We conducted a phase I trial of irofulven given as an intravenous infusion (30 min) on a daily x5 schedule every 28 days. A total of ten patients were enrolled and treated at three dose levels, 6, 8, and 11 mg/m2 per day.

RESULTS

Irofulven reached steady-state concentrations during the 30-min infusions with biexponential kinetics. Irofulven disappeared rapidly from plasma and was detectable for only 15-30 min after the end of the infusion. The mean half-life was 4.91 min and the mean clearance was 4.57 l/mm per m2. Peak plasma concentrations of irofulven of approximately 300 ng/ml were achieved. Pharmacokinetic parameters did not differ significantly from day 1 to day 5. Irofulven was highly emetogenic. Other prominent toxicities included anorexia and fatigue.

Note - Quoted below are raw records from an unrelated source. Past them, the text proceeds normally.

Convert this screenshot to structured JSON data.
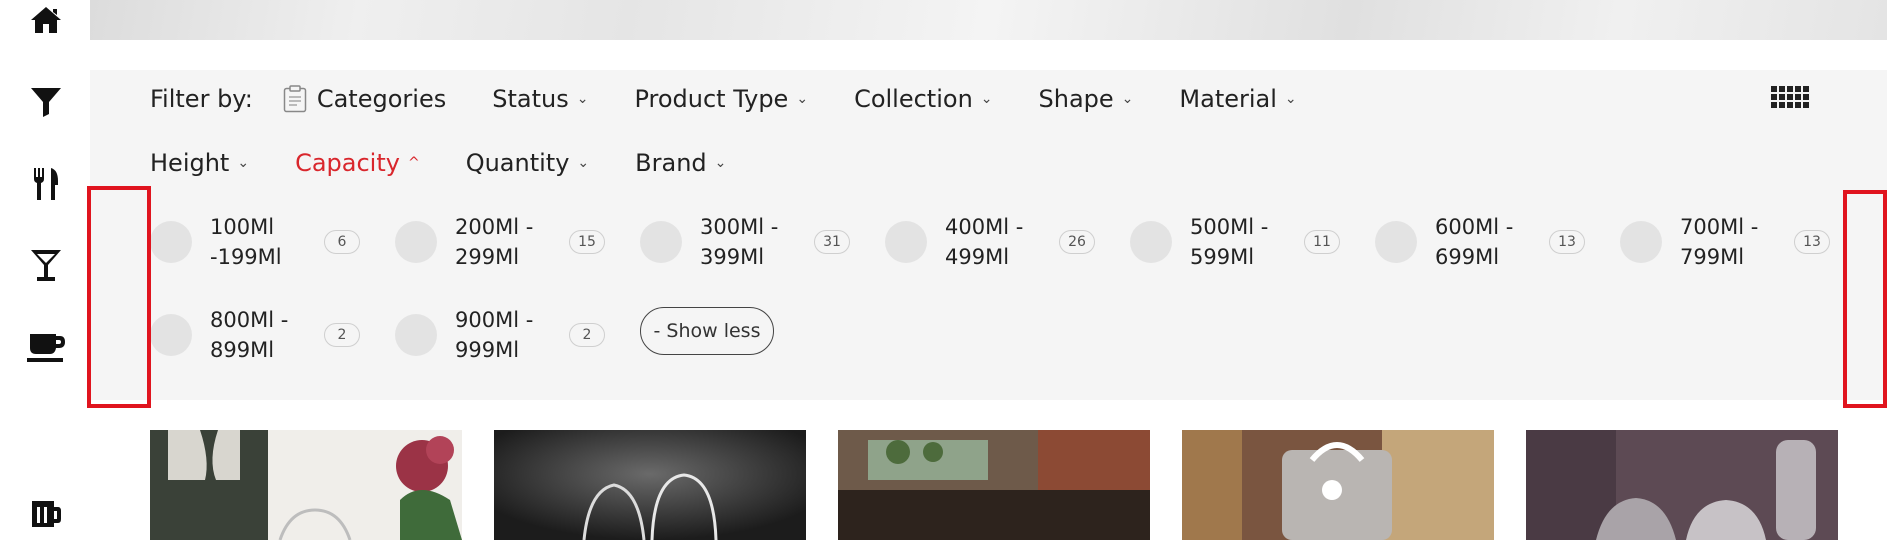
{
  "rail": {
    "icons": [
      "home-icon",
      "filter-icon",
      "dining-icon",
      "cocktail-glass-icon",
      "coffee-cup-icon",
      "beer-mug-icon"
    ]
  },
  "filters": {
    "label": "Filter by:",
    "row1": [
      {
        "label": "Categories"
      },
      {
        "label": "Status"
      },
      {
        "label": "Product Type"
      },
      {
        "label": "Collection"
      },
      {
        "label": "Shape"
      },
      {
        "label": "Material"
      }
    ],
    "row2": [
      {
        "label": "Height"
      },
      {
        "label": "Capacity",
        "active": true
      },
      {
        "label": "Quantity"
      },
      {
        "label": "Brand"
      }
    ],
    "chevron_down": "⌄",
    "chevron_up": "^",
    "active_color": "#d9262c"
  },
  "capacity": {
    "options": [
      {
        "line1": "100Ml",
        "line2": "-199Ml",
        "count": "6"
      },
      {
        "line1": "200Ml -",
        "line2": "299Ml",
        "count": "15"
      },
      {
        "line1": "300Ml -",
        "line2": "399Ml",
        "count": "31"
      },
      {
        "line1": "400Ml -",
        "line2": "499Ml",
        "count": "26"
      },
      {
        "line1": "500Ml -",
        "line2": "599Ml",
        "count": "11"
      },
      {
        "line1": "600Ml -",
        "line2": "699Ml",
        "count": "13"
      },
      {
        "line1": "700Ml -",
        "line2": "799Ml",
        "count": "13"
      },
      {
        "line1": "800Ml -",
        "line2": "899Ml",
        "count": "2"
      },
      {
        "line1": "900Ml -",
        "line2": "999Ml",
        "count": "2"
      }
    ],
    "show_less_label": "- Show less"
  },
  "highlight_color": "#e0141e"
}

One case of delayed-onset metabolic acidosis possibly secondary to irofulven was observed. No other renal or metabolic toxicity was encountered. One patient experienced a late-onset grade 3 extravasation skin injury thought to be secondary to extravasation of irofulven. Minimal marrow suppression was observed. No objective tumor responses were observed.

CONCLUSIONS

The recommended phase II dose on this schedule is 6 mg/m2.